In campagna elettorale "la parola mafia è sparita", ha detto il sociologo a Palermo a margine della commemorazione per i quarant'anni dall'uccisione del padre Carlo Alberto. "Le istituzioni sono andate più avanti della politica. Certo, averla al proprio fianco aiuterebbe, ma la storia è lotta, non esiste un progresso unilineare", ha aggiunto. La risposta della titolare del Viminale: "Stiamo facendo tanto sull'aggressione dei beni mafiosi e contro le infiltrazioni nel Pnrr"
In questa campagna elettorale “la parola mafia è sparita“, e la politica “non mostra grande interesse per la lotta alla mafia”. Lo ha detto a Palermo Nando Dalla Chiesa, sociologo e professore universitario, a margine della commemorazione per i quarant’anni dalla strage di via Isidoro Carini in cui Cosa nostra uccise suo padre, il generale dei Carabinieri Carlo Alberto Dalla Chiesa, la seconda moglie Emanuela Setti Carraro e l’agente di scorta Domenico Russo. “Le istituzioni sono andate più avanti della politica“, ha detto Dalla Chiesa parlando del ritorno sulla scena politica siciliana di personaggi condannati per fatti di mafia come Marcello dell’Utri e Totò Cuffaro. “Certo, averla al proprio fianco aiuterebbe, ma la storia è lotta, non esiste un progresso unilineare. Credo che, come società, abbiamo il dovere di fare del nostro meglio perché, da sola, la politica non cambia“.
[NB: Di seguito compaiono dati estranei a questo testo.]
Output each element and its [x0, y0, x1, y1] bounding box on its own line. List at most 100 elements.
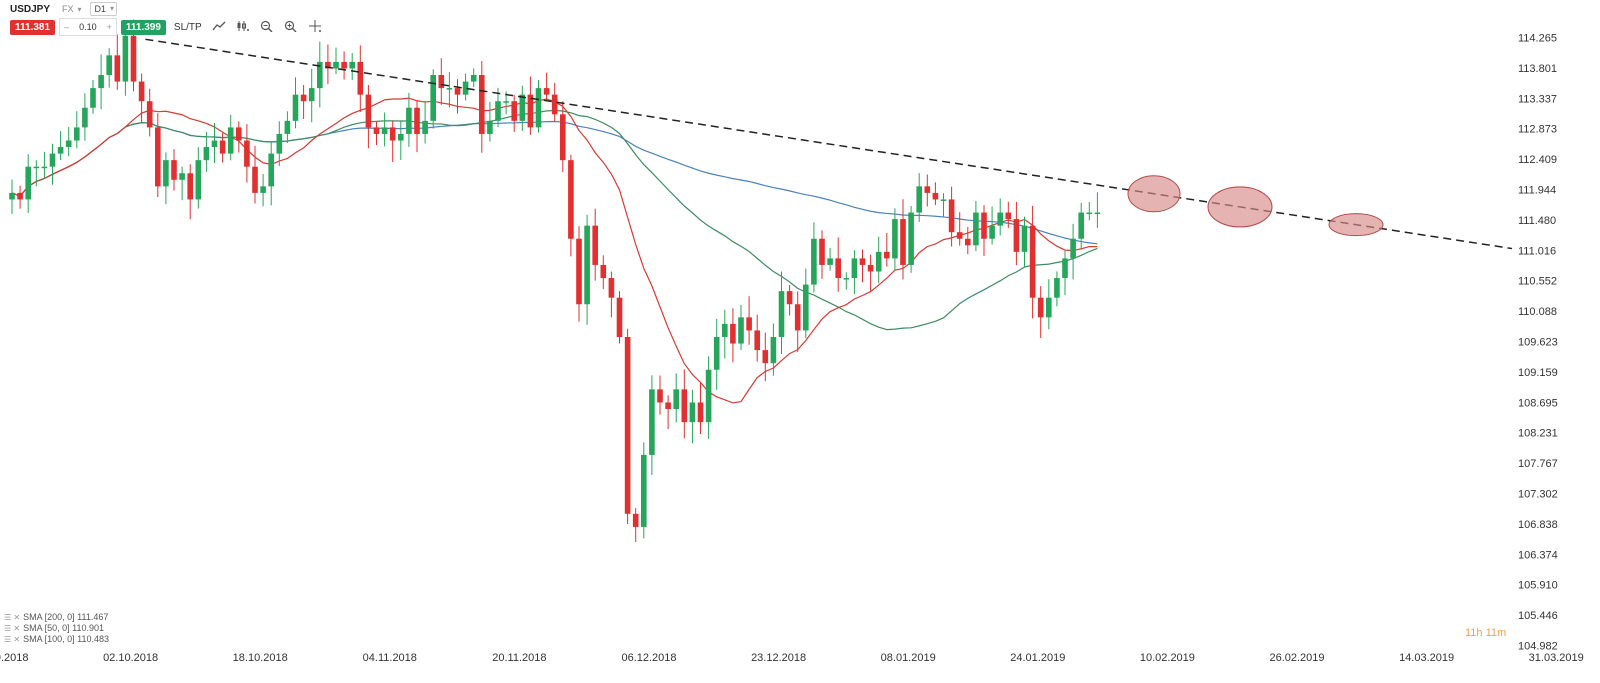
candle-body — [722, 323, 728, 337]
candle-body — [568, 160, 574, 239]
y-tick-label: 109.159 — [1518, 367, 1558, 379]
candle — [357, 45, 364, 112]
candle-body — [657, 389, 663, 403]
settings-icon[interactable]: ☰ ✕ — [4, 635, 21, 644]
candle-body — [867, 264, 874, 272]
candle — [227, 114, 234, 161]
candle — [738, 304, 744, 351]
legend-item-sma100[interactable]: ☰ ✕ SMA [100, 0] 110.483 — [4, 634, 109, 645]
candle — [632, 508, 639, 542]
candle-body — [932, 192, 939, 200]
candle — [1062, 250, 1068, 296]
candle — [616, 291, 623, 344]
sma200-line — [11, 120, 1098, 245]
minus-button[interactable]: – — [64, 22, 70, 32]
candle — [973, 200, 979, 252]
candle — [398, 121, 404, 161]
y-tick-label: 105.446 — [1518, 610, 1558, 622]
candle — [203, 131, 210, 172]
candle-body — [389, 127, 396, 141]
quantity-stepper[interactable]: – 0.10 + — [59, 18, 117, 36]
candle-body — [535, 88, 542, 128]
candle — [867, 254, 874, 292]
chevron-down-icon[interactable]: ▾ — [77, 4, 82, 14]
candle-body — [406, 107, 412, 134]
zoom-out-icon[interactable] — [260, 20, 274, 35]
settings-icon[interactable]: ☰ ✕ — [4, 624, 21, 633]
annotations[interactable] — [145, 38, 1513, 250]
candle-body — [681, 389, 688, 423]
candle-body — [924, 186, 931, 193]
symbol-label[interactable]: USDJPY — [10, 3, 51, 15]
candle — [948, 186, 955, 247]
timeframe-select[interactable]: D1 ▾ — [89, 2, 118, 16]
sell-button[interactable]: 111.381 — [10, 19, 56, 35]
y-tick-label: 111.016 — [1518, 245, 1556, 257]
candle — [138, 73, 145, 123]
candle-body — [414, 107, 420, 134]
candle — [146, 88, 153, 137]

Al figlio del generale ucciso ha risposto indirettamente la ministra dell’Interno Luciana Lamorgese, anche lei presente alla cerimonia a Palermo. “Stiamo facendo tanto in termini di aggressione ai beni dei mafiosi, in termini di beni confiscati, e soprattutto come prevenzione dell’inserimento della mafia nei fondi del Pnrr. Su questo il ministero dell’Interno, addirittura, nel 2020 ha istituto un organismo di controllo di questo tipo. Quindi, credo che la cosa importante sia che ci siano i fatti. E i fatti ci sono“, dice all’AdnKronos. “Il generale Carlo Alberto Dalla Chiesa”, ricorda, “aveva intuito subito che quelli che erano alcuni “privilegi” che i singoli ritenevano di avere da parte mafiosa non erano che altro che diritti dei cittadini e che quindi lo Stato doveva riconoscere quei diritti e strapparli alle mani mafiose”.